Kiichi Sugimoto, Kazuhiro Sakamoto, Yuichi Tomiki, Michitoshi Goto, Yutaka Kojima, Hiromitsu Komiyama, Makoto Takahashi, Hirohiko Kamiyama, Shun Ishiyama, Koichiro Niwa, Shingo Ito, Masaya Kawai, Shingo Kawano, Kazuhiro Takehara, Shinya Munakata, Jun Aoki, Yu Okazawa, Rina Takahashi, Kousuke Mizukoshi, Hisashi Ro, Ryosuke Ichikawa, Kazumasa Kure, Kumpei Honjo, Ryoichi Tsukamoto. Department of Coloproctological Surgery, Juntendo University Faculty of Medicine
Introduction: Laparoscopic colectomy (LAC) for colon cancer has been applied to locally advanced colon cancer. However, because there have been some biases in the indications between LAC and Open colectomy (OC) for locally advanced colon cancer, we can’t simply compare the long-term outcomes between the two procedure on non-randomized conditions. Here, we retrospectively compared the long-term outcomes between LAC and OC using propensity score adjustment.
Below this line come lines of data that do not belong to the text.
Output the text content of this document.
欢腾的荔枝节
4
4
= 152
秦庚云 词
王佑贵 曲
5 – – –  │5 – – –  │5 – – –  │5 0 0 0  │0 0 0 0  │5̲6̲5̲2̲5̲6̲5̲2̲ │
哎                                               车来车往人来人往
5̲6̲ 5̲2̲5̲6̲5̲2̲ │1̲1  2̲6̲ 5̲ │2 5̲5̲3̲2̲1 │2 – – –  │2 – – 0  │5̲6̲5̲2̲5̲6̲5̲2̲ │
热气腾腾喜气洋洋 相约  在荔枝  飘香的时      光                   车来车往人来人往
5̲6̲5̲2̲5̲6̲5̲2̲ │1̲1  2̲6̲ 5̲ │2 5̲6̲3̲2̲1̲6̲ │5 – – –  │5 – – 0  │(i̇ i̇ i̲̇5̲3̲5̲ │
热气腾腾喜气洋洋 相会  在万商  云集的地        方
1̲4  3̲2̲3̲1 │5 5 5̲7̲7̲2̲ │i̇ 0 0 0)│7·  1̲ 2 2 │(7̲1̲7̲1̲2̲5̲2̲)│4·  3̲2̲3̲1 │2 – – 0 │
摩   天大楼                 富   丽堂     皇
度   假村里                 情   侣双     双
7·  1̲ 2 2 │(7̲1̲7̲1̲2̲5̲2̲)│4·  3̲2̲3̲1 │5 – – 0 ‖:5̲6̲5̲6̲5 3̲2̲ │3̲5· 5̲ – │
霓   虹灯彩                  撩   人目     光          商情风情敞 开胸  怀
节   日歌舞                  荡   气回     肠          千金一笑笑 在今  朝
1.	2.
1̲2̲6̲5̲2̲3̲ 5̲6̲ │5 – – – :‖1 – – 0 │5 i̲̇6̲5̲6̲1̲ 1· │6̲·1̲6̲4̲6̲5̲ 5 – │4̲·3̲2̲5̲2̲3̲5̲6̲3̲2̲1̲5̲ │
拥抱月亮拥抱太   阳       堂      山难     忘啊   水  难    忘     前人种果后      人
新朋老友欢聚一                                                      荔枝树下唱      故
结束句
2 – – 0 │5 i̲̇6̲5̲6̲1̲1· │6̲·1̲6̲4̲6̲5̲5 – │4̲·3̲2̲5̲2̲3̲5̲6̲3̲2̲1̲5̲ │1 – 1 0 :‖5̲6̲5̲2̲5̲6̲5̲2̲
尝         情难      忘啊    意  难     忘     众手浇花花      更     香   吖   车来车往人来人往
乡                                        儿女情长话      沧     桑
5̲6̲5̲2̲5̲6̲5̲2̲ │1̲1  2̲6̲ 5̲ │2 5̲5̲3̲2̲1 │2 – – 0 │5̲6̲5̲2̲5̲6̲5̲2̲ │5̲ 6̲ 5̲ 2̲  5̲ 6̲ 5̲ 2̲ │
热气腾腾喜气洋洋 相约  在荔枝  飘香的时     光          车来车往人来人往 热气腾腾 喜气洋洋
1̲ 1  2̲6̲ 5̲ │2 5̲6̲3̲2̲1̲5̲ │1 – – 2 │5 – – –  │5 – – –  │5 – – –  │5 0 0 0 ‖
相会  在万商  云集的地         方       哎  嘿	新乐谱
Methods: 226 patients who underwent colectomy (LAC: 98 patients, OC: 128 patients) for curative intent at our department between 2004 and 2010 were enrolled in the present study. Propensity score analysis was used to adjust for differences in severity of clinicopathological factors between the patients who underwent LAC and OC. The estimated probability that a patient underwent LAC was modeled for potential confounders: year of surgery (-2006 / 2007-), age, location (C, A / S, RS), invasion depth (T1-3 / T4), American Society of Anesthesiologists (ASA) score (1, 2 / ≥ 3) and the diameter of primary tumor (< 50 / ≥ 50mm). The discrimination of the propensity model was assessed with calculation of the c-statistic. The propensity score was subsequently incorporated into a proportional hazards model as a covariate. The Cox proportional-hazard model was used to determine Hazard ratios and 95% confidence intervals.
Results: There was a significant difference between the LAC group and the OC group in recurrence-free survivals (LAC; Hazard ratio= 0.59, 95% CI 0.35-0.98, P=0.04). On the other hand, there was no significant difference in cancer-specific survivals between the two group (LAC; Hazard ratio= 0.63, 95% CI 0.27-1.37, P=0.25). The median propensity score was 0.31 (0.09-0.93) in the LAC group, and 0.82 (0.08-0.99) in the OC group (P<0.0001). The c-statistic was 0.85, indicating satisfactory discrimination. After propensity score matching analysis, there were no significant differences between the LAC group and the OC group in recurrence-free survivals (LAC; Hazard ratio= 0.91, 95% CI 0.41-2.01, P=0.82) and in cancer-specific survivals (LAC; Hazard ratio= 1.38, 95% CI 0.41-4.82, P=0.59). Similarly, the analysis using the propensity score inverse probability weighting (IPW) estimator showed that there were no significant differences in both RFS and CSS.
Discussion: Propensity score analysis revealed that there was no difference in both recurrence-free survivals and cancer-specific survivals between the LAC group and the OC group. Therefore, this results suggested that LAC for locally advanced colon cancer would be equivalent to OC in long-term outcomes.